Evet 60 lı yılların bence müthiş tek kadını Janis Joplin i acaba nereye yazmalı diye düşündüm bir ara.

Aslınsa blues ve rock arasında gidip gelen ve bana göre blues a daha yatkın ama rock kraliçesi olarak tanınan bu muhteşem kadın ne yazık ki çok genç yaşta öldü.

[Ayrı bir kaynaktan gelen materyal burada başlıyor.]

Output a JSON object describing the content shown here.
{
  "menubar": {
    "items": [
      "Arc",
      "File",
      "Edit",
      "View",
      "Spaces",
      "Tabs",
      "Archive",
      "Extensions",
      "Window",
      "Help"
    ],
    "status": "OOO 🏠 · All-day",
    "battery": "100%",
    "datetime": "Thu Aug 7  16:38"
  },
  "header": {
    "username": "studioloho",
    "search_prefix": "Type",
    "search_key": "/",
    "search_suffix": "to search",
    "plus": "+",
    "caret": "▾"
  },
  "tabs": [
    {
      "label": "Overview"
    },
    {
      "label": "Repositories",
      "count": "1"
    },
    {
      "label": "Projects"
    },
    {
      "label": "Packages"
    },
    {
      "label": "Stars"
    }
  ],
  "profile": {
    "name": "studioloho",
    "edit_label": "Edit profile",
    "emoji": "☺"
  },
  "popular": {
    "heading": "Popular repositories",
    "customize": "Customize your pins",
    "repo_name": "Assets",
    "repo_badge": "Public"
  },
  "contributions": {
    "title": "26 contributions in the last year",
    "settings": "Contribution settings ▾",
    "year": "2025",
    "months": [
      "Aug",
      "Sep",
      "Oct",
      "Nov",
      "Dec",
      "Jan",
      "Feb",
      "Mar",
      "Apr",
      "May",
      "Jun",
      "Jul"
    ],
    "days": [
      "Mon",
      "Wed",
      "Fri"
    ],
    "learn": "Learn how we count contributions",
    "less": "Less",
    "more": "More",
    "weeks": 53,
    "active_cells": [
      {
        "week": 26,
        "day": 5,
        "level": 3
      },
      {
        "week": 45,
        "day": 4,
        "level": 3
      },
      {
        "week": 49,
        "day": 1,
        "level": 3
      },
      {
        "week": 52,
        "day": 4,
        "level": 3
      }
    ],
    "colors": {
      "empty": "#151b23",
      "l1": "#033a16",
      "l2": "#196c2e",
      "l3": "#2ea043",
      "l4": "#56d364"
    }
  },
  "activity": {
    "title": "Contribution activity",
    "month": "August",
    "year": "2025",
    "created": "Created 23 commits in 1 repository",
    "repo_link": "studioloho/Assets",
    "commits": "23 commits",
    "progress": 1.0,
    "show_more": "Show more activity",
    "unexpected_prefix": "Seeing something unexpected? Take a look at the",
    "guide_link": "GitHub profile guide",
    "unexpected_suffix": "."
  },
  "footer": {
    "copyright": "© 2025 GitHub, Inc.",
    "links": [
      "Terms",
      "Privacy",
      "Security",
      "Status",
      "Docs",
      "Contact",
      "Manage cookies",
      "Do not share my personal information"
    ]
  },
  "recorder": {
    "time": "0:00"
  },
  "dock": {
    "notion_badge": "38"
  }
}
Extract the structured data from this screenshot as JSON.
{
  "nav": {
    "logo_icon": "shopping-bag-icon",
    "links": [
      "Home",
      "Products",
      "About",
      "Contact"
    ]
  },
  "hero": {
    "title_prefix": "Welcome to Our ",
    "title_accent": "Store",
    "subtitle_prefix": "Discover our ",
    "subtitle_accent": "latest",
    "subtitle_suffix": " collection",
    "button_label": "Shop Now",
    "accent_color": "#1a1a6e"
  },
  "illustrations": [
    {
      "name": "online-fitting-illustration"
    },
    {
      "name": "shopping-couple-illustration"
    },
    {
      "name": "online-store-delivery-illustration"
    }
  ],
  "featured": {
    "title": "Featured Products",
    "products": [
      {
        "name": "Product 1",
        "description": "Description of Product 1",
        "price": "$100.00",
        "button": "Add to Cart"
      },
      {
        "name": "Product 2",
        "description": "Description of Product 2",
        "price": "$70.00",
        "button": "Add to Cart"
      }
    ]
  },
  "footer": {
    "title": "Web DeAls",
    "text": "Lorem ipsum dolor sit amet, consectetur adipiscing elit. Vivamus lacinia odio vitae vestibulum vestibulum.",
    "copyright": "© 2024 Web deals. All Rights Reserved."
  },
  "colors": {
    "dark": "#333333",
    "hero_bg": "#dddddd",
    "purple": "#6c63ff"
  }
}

Bir çok kişiden dinlemiş olsam da ondan ayrı bir keyifle dinlediğim bir parçasını sizlerle paylaşmak istiyorum,

Summertime- Janis Joplin





Bu derleme 3 Eylül 1992 tarihli Rolling Stone dergisinde çıkan ve Laura Joplin`in “Love, Janis” kitabından alıntı yapılan mektuplardan oluşturulmuştur.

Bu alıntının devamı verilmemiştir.